Open Data + Agriculture Can Transform How Farmers Respond to Looming Crises
April 26, 2013
- Open data combined with agricultural knowledge, remote sensing, and mapping can support advice and early warnings for farmers.
- That information can be critical to protecting crops from pests and extreme weather, increasing yields, monitoring water supplies, and anticipating changes brought on by climate change.
- The G8 International Conference on Open Data for Agriculture will explore opportunities for open data and knowledge sharing, particularly in Africa.
Across Uganda's banana plantations, a devastating infection has been attacking the fruit, killing off entire crops and threatening food security. There are prevention methods to keep banana bacterial wilt (BBW) at bay, but the government faced a challenge: how to pinpoint the most vulnerable regions of the country and get prevention and treatment information into the hands of growers.
A team from the World Bank found an answer in open data built and spread by ICTs – information and communication technologies.
The project tapped into a system called Ureport – a network of 190,000+ volunteers across Uganda who use mobile technology to report on various issues of interest to UNICEF. Within days, the team was able to leverage Ureport to raise awareness, visualize the spread of the bacteria, and disseminate symptom descriptions and treatment options. More than 52,000 U-reporters either provided information about BBW, requested information, or both via SMS over the five days this spring.
"What Ureport made possible was not only information dissemination or data gathering, but a nationwide conversation focused on a critical issue for Ugandans," Lyudmila Bujoreanu, a World Bank ICT policy specialist, writes in a blog post describing the quick response in Uganda.

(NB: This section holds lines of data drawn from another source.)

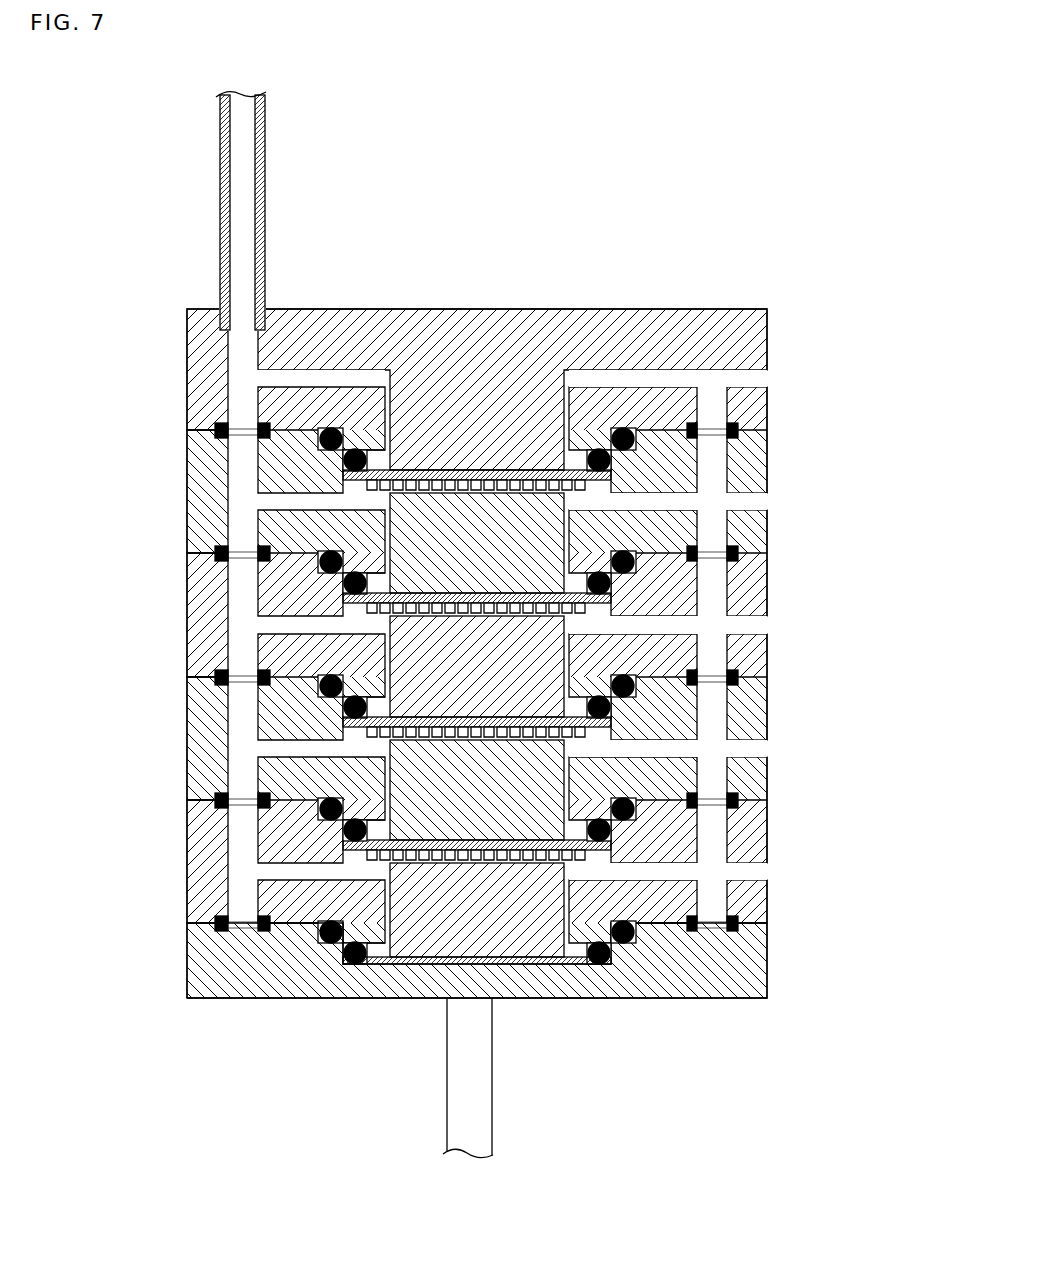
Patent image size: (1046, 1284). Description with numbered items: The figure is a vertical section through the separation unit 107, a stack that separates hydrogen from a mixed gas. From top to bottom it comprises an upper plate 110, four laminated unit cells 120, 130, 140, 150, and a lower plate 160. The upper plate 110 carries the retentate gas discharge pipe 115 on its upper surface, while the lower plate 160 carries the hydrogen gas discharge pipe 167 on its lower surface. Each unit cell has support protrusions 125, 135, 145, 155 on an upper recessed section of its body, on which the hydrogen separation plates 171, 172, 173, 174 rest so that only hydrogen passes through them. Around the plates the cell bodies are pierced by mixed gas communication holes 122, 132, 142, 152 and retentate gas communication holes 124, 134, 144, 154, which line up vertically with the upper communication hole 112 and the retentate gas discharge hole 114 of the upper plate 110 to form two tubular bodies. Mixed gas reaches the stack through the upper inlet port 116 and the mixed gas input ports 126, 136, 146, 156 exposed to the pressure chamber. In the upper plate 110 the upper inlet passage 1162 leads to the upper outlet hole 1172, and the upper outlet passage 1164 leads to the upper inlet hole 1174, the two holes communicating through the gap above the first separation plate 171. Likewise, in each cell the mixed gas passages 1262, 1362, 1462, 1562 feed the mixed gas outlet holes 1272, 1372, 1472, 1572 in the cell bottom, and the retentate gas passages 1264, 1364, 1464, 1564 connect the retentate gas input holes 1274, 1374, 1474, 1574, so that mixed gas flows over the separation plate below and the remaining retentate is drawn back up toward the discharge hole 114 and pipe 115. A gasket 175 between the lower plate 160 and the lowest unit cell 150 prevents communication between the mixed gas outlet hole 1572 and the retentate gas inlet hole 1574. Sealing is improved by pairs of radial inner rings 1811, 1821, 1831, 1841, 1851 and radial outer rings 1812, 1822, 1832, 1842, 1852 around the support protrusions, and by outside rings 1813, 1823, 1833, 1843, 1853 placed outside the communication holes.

The separation unit 107 is at (672, 203).
The upper plate 110 is at (150, 368).
The upper communication hole 112 is at (723, 399).
The retentate gas discharge hole 114 is at (237, 403).
The retentate gas discharge pipe 115 is at (258, 173).
The upper inlet port 116 is at (767, 373).
The upper inlet passage 1162 is at (688, 378).
The upper outlet passage 1164 is at (334, 383).
The upper outlet hole 1172 is at (561, 443).
The upper inlet hole 1174 is at (391, 450).
The hydrogen separation plate 171 is at (476, 472).
The support protrusions 125 is at (518, 491).
The unit cell 120 is at (150, 485).
The mixed gas communication hole 122 is at (723, 522).
The retentate gas communication hole 124 is at (237, 523).
The mixed gas input port 126 is at (688, 502).
The mixed gas passage 1262 is at (723, 476).
The retentate gas passage 1264 is at (298, 507).
The mixed gas outlet hole 1272 is at (561, 566).
The retentate gas input hole 1274 is at (391, 573).
The hydrogen separation plate 172 is at (476, 595).
The support protrusions 135 is at (518, 614).
The unit cell 130 is at (150, 603).
The mixed gas communication hole 132 is at (723, 646).
The retentate gas communication hole 134 is at (237, 648).
The mixed gas input port 136 is at (688, 625).
The mixed gas passage 1362 is at (723, 599).
The retentate gas passage 1364 is at (298, 630).
The mixed gas outlet hole 1372 is at (561, 690).
The retentate gas input hole 1374 is at (391, 696).
The hydrogen separation plate 173 is at (476, 719).
The support protrusions 145 is at (518, 738).
The unit cell 140 is at (150, 730).
The mixed gas communication hole 142 is at (723, 769).
The retentate gas communication hole 144 is at (237, 781).
The mixed gas input port 146 is at (688, 749).
The mixed gas passage 1462 is at (723, 722).
The retentate gas passage 1464 is at (298, 754).
The mixed gas outlet hole 1472 is at (561, 813).
The retentate gas input hole 1474 is at (391, 819).
The hydrogen separation plate 174 is at (500, 317).
The support protrusions 155 is at (518, 861).
The unit cell 150 is at (150, 855).
The mixed gas communication hole 152 is at (723, 892).
The retentate gas communication hole 154 is at (237, 896).
The mixed gas input port 156 is at (688, 872).
The mixed gas passage 1562 is at (723, 845).
The retentate gas passage 1564 is at (298, 877).
The mixed gas outlet hole 1572 is at (561, 936).
The retentate gas input hole 1574 is at (391, 943).
The gasket 175 is at (568, 965).
The lower plate 160 is at (150, 973).
The hydrogen gas discharge pipe 167 is at (490, 1101).
The radial inner ring 1811 is at (599, 450).
The radial outer ring 1812 is at (626, 432).
The outside ring 1813 is at (740, 430).
The radial inner ring 1821 is at (599, 573).
The radial outer ring 1822 is at (627, 554).
The outside ring 1823 is at (740, 553).
The radial inner ring 1831 is at (599, 697).
The radial outer ring 1832 is at (627, 678).
The outside ring 1833 is at (740, 677).
The radial inner ring 1841 is at (599, 820).
The radial outer ring 1842 is at (627, 801).
The outside ring 1843 is at (740, 800).
The radial inner ring 1851 is at (599, 943).
The radial outer ring 1852 is at (627, 924).
The outside ring 1853 is at (740, 923).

It also provided an example of fast data collection through ICTs that can help decision makers visualize crises as they develop and show them where and how best to respond. Similar data has been feeding into open data collections that today are using history, scientific knowledge, mapping, remote sensing, and real-time data collection to inform decisions and provide agriculture advice and warnings around the globe.
Exploring open data opportunities for agriculture
On April 29-30, the G8 International Conference on Open Data for Agriculture will bring together U.S. Agriculture Secretary Tom Vilsack, U.S. Chief Technology Officer Todd Park, World Bank Vice President for Sustainable Development Rachel Kyte, and experts in the field to explore more opportunities for open data and knowledge sharing that can help farmers and governments in Africa and around the globe protect their crops from pests and extreme weather, increase their yields, monitor water supplies, and anticipate changes brought on by climate change.
"We are already seeing the immense benefits of open data across the globe, but no more so than in Africa, and, specifically, agriculture data provides some of the most promise," said Chris Vein, senior manager for ICT at the World Bank.
"Imagine creating the ability for farmers to use open data to understand what crops grow best where, or what prices can be expected after harvest, or how best to solve weather, blight or other challenges to yield. Open data combined with other tools such as cellular phones can do just that," Vein said. "Through the World Bank's Open Development work, we are helping countries understand the potential value of their data, unlock that value by letting entrepreneurs inside and outside government use it, and create the tools necessary to empower citizens."
Imagine creating the ability for farmers to use open data to understand what crops grow best where, or what prices can be expected after harvest, or how best to solve weather, blight or other challenges to yield. Open data combined with other tools such as cellular phones can do just that.
The expansion of open data on global agriculture is being built, in part, around a global strategy led by the World Bank, the Food and Agriculture Organization (FAO), and other foundations and organizations. The strategy, which aims to improve agricultural and rural statistics, starts with a minimum set of core data that countries will collect to meet current and emerging demands and improve agricultural sustainability.
Country-level agricultural data collection practices and standards are still developing in many regions. For example, just two of 44 countries in Sub-Saharan Africa are considered to have high standards in data collection, according to the FAO. Organizations such as the Trust Fund for Statistical Capacity Building (TFSCB) and the African Development Bank are working now to build up that capacity by improving national statistical systems and creating information technology platforms for African countries to convert or store their data for future access.
Other groups are putting open agriculture data to use in analyses and visualizations, often using geographic information systems, that can help practitioners target areas in need. For example:
- The Agriculture Market Information System, created by the G20 and supported by the World Bank, uses open data to monitor and analyze key markets for wheat, maize, rice and soybeans. Its information helped inform responses and decisions during the 2012 drought.
- Members of the agriculture research consortium CGIAR, supported by the Bank, also host a trove of open data, maps, and data visualizations. The Arab Spatial Development and Food Security Atlas, for example, maps land degradation, irrigated land, crop value, and other data across the Arab region. The Food Security Portal tracks price volatility, and HarvestChoice maps a series of agriculture indicators.
- The World Bank’s Open Data Initiative provides access to the Bank’s vast and constantly growing datasets of key development indicators and visualizations, including data relevant to agriculture, such as changes in rainfall and climate change risk.
The conference will be streamed live online April 29 and 30 through the G8 International Conference on Open Data for Agriculture website and on the World Bank’s ICT site.